Along with this is something a bit more esoteric: what type of style do you like from your medical practitioners? For example, some people prefer just getting in and getting out, with minimal time lost. In this case, a larger practice with the resources to take care of you quickly will be a better choice. On the other hand, some people want to feel like part of a family, with a dentist who knows them personally as well as a patient. A smaller practice will likely be a better fit.
Keeping Everything Else In Mind
Finding a dentist that is appropriately qualified and has a personality/manner that you like is a good start, but generally, this is the tip of the iceberg. Finding someone that fits your lifestyle as well is equally important. For example, a dental office open on Saturday may not seem like something important at first, but depending on your work schedule and distance, it may be nearly impossible to get an appointment without taking time off.
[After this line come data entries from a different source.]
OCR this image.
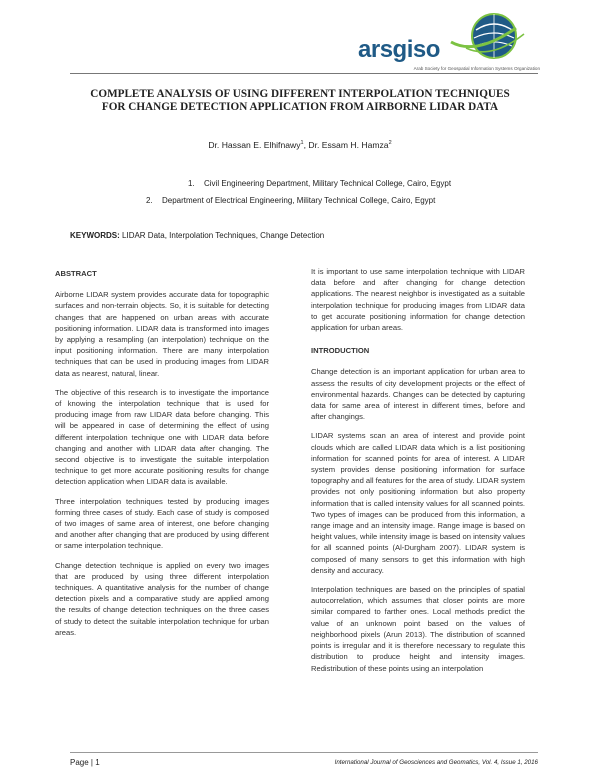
arsgiso
Arab Society for Geospatial Information Systems Organization
COMPLETE ANALYSIS OF USING DIFFERENT INTERPOLATION TECHNIQUES
FOR CHANGE DETECTION APPLICATION FROM AIRBORNE LIDAR DATA
Dr. Hassan E. Elhifnawy$^1$, Dr. Essam H. Hamza$^2$
1. Civil Engineering Department, Military Technical College, Cairo, Egypt
2. Department of Electrical Engineering, Military Technical College, Cairo, Egypt
KEYWORDS: LIDAR Data, Interpolation Techniques, Change Detection
ABSTRACT

Airborne LIDAR system provides accurate data for topographic surfaces and non-terrain objects. So, it is suitable for detecting changes that are happened on urban areas with accurate positioning information. LIDAR data is transformed into images by applying a resampling (an interpolation) technique on the input positioning information. There are many interpolation techniques that can be used in producing images from LIDAR data as nearest, natural, linear.

The objective of this research is to investigate the importance of knowing the interpolation technique that is used for producing image from raw LIDAR data before changing. This will be appeared in case of determining the effect of using different interpolation technique one with LIDAR data before changing and another with LIDAR data after changing. The second objective is to investigate the suitable interpolation technique to get more accurate positioning results for change detection application when LIDAR data is available.

Three interpolation techniques tested by producing images forming three cases of study. Each case of study is composed of two images of same area of interest, one before changing and another after changing that are produced by using different or same interpolation technique.

Change detection technique is applied on every two images that are produced by using three different interpolation techniques. A quantitative analysis for the number of change detection pixels and a comparative study are applied among the results of change detection techniques on the three cases of study to detect the suitable interpolation technique for urban areas.

It is important to use same interpolation technique with LIDAR data before and after changing for change detection applications. The nearest neighbor is investigated as a suitable interpolation technique for producing images from LIDAR data to get accurate positioning information for change detection application for urban areas.

INTRODUCTION

Change detection is an important application for urban area to assess the results of city development projects or the effect of environmental hazards. Changes can be detected by capturing data for same area of interest in different times, before and after changings.

LIDAR systems scan an area of interest and provide point clouds which are called LIDAR data which is a list positioning information for scanned points for area of interest. A LIDAR system provides dense positioning information for surface topography and all features for the area of study. LIDAR system provides not only positioning information but also property information that is called intensity values for all scanned points. Two types of images can be produced from this information, a range image and an intensity image. Range image is based on height values, while intensity image is based on intensity values for all scanned points (Al-Durgham 2007). LIDAR system is composed of many sensors to get this information with high density and accuracy.

Interpolation techniques are based on the principles of spatial autocorrelation, which assumes that closer points are more similar compared to farther ones. Local methods predict the value of an unknown point based on the values of neighborhood pixels (Arun 2013). The distribution of scanned points is irregular and it is therefore necessary to regulate this distribution to produce height and intensity images. Redistribution of these points using an interpolation

Page | 1	International Journal of Geosciences and Geomatics, Vol. 4, Issue 1, 2016
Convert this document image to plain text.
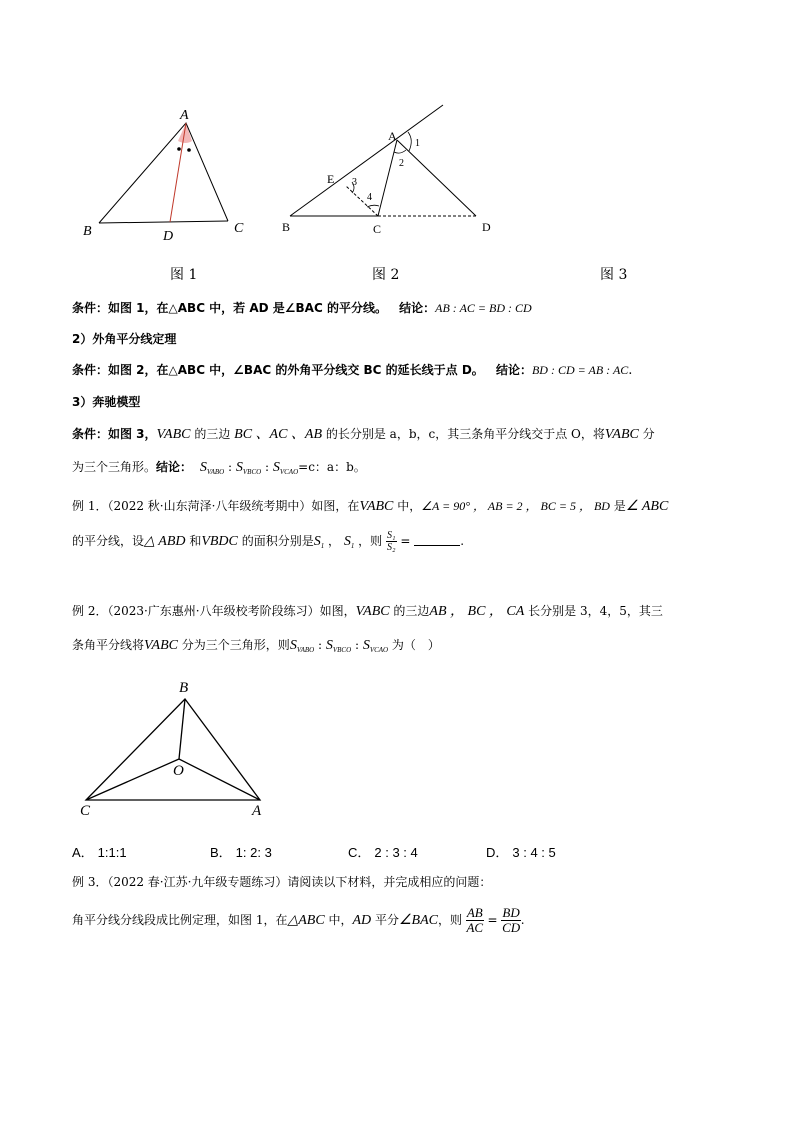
A
B	C
D
A
E
B	C	D
1
2
3
4
图 1	图 2	图 3
条件：如图 1，在△ABC 中，若 AD 是∠BAC 的平分线。 结论：AB : AC = BD : CD
2）外角平分线定理
条件：如图 2，在△ABC 中，∠BAC 的外角平分线交 BC 的延长线于点 D。 结论：BD : CD = AB : AC.
3）奔驰模型
条件：如图 3，VABC 的三边 BC 、AC 、AB 的长分别是 a，b，c，其三条角平分线交于点 O，将VABC 分
为三个三角形。结论： $S_{VABO}$ : $S_{VBCO}$ : $S_{VCAO}=c$：a：b。
例 1．（2022 秋·山东菏泽·八年级统考期中）如图，在VABC 中，∠A = 90° ， AB = 2 ， BC = 5 ， BD 是∠ ABC
的平分线，设△ ABD 和VBDC 的面积分别是$S_1$ ， $S_1$ ，则 $\frac{\text{S₁}}{\text{S₂}}$ =	.
例 2．（2023·广东惠州·八年级校考阶段练习）如图，VABC 的三边AB ， BC ， CA 长分别是 3，4，5，其三
条角平分线将VABC 分为三个三角形，则$S_{VABO}$ : $S_{VBCO}$ : $S_{VCAO}$ 为（　）
B
O
C	A
A． 1:1:1	B． 1: 2: 3	C． 2 : 3 : 4	D． 3 : 4 : 5
例 3．（2022 春·江苏·九年级专题练习）请阅读以下材料，并完成相应的问题：
角平分线分线段成比例定理，如图 1，在△ABC 中，AD 平分∠BAC，则 $\frac{AB}{AC} = \frac{BD}{CD}$ .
In this case, weekend hours may be a huge difference-maker.
In addition, your other medical history may play a role in whether or not a dentist is a good match for you. Did you ever wonder why a dentist asks for your full medical history whenever you start seeing them, as well as updates year-by-year? Sure, part of this is due to the fact that you don’t want different treatments or medications interacting with each other. But another important aspect is the fact that oral health has been proven to be related to more and more conditions in the rest of the body. It may be worth it to alert your dentist so they can keep their eyes open for any relevant aspects to the rest of your condition.
Figuring out what the best for you is in any facet of life can be difficult, especially if you choose to extend this to your family. While it may take some self-reflection to figure out what exactly your true needs are when it comes to oral health, it’s time and energy well spent. By making this move, you are making an investment in your overall health, and for many, there’s no cost too high for that.